The synagogue in Chmielnik has been restored and is now another stop on the tourist trail. The synagogue features a remarkable glass bimah, installed as part of the restoration. We said our second Kaddish on the bimah.
Our next stop was Lodz where some of the family moved to. We know some lived in the ghetto and either died in it or were transported to one of the death camps and murdered there. The cemetery in Lodz is vast, reputed to be the largest in Europe. We somehow managed to find the grave of a distant relation and said our third Kaddish there.
Then it was on to Warsaw. The Polish capital is an extraordinary place. The city was more or less destroyed by the end of the Second World War. It wasn’t just the Jewish ghetto that was leveled: a city with a population of well over one million in 1939 had little more than 10,000 residents by the time it was liberated by the Red Army in January 1945. And yet despite that, there’s an abiding sense of history about the city and nowhere more so in areas associated with Warsaw’s Jewish population, which approached four hundred thousand before the war and reached half a million before the deportations to Treblinka began from the Ghetto.
We visited the impressive Polin Museum and the remains of the ghetto and it was there the remarkable story of another relation came to life.
Itzhak Suknik (it’s also spelt Sukenik) was 23 when the Warsaw Ghetto Uprising began on 19th April, 1943. Itzhak was part of the main Jewish Fighting Organisation which comprised two groups, the socialist & non-Zionist Bund and the left-wing Zionists (he belonged to the latter). They accounted for around 800 fighters and were based at 18 Mila Street (known as Mila 18). There was also a smaller group of right-wing Zionists who took part in the Uprising. Itzhak had been conscripted into the Polish army and because of this was given a machine gun and various histories of the Ghetto Uprising mention him by name and credit him with the deaths of a number of Nazi soldiers. He also had a nom de guerre, Koza. Koza died on 8th May trying to escape from the Ghetto with half a dozen others through a sewer.

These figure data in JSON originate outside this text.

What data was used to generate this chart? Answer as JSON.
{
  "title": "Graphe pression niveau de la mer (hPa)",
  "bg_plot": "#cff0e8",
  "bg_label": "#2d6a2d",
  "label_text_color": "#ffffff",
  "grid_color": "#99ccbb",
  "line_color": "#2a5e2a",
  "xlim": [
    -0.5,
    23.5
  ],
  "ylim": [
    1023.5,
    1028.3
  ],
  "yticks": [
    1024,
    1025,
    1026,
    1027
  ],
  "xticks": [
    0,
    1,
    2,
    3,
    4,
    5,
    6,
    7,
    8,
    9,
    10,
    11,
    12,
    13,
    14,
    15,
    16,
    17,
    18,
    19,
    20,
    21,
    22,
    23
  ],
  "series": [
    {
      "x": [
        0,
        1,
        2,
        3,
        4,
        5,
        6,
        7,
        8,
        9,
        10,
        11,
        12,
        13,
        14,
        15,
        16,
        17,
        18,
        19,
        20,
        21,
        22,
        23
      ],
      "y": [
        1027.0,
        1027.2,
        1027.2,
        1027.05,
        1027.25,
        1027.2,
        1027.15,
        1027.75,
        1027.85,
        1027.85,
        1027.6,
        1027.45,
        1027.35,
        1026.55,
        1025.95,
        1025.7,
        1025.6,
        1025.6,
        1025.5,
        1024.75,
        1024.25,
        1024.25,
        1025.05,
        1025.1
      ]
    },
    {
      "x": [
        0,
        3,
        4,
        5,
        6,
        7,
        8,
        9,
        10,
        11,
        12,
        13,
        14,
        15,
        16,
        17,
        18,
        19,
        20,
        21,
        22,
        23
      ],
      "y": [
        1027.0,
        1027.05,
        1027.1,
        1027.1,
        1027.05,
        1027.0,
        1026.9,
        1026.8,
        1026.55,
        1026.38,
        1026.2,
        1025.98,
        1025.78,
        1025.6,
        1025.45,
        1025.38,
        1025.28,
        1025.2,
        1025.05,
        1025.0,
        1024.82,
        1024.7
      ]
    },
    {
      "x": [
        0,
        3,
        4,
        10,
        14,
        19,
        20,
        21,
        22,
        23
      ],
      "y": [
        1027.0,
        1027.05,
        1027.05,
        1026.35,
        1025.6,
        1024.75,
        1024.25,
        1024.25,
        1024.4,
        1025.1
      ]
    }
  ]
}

We know they died near Mildowa Street, just outside the Ghetto. That was where we recited our fourth Kaddish.
We also visited the vast Okopwa Jewish cemetery in Warsaw, still functioning today and on the edge of what was the Ghetto. Much of it is overgrown, although a group of local non-Jews (one of whom acted as our guide) work hard to keep it under control. Prominent at the front of the cemetery is the grave of Marek Edelman, a modern day Jewish hero. He was the leader of the Bund in the Ghetto Uprising and managed to escape, working then with the Polish resistance. After the war he became a leading cardiologist in Lodz and an active member of Solidarity. When he died in 2009 his a state funeral was conducted by the Chief Rabbi of Poland.
Deeper into the cemetery we found the grave of another relation, Chana Suknik (a first cousin of Itzhak) who died of typhoid in 1942 age 16. Her grave is in good condition: we discovered another relation (in Sweden) of whom we were unaware pays for its upkeep. That’s where we said our fifth Kaddish.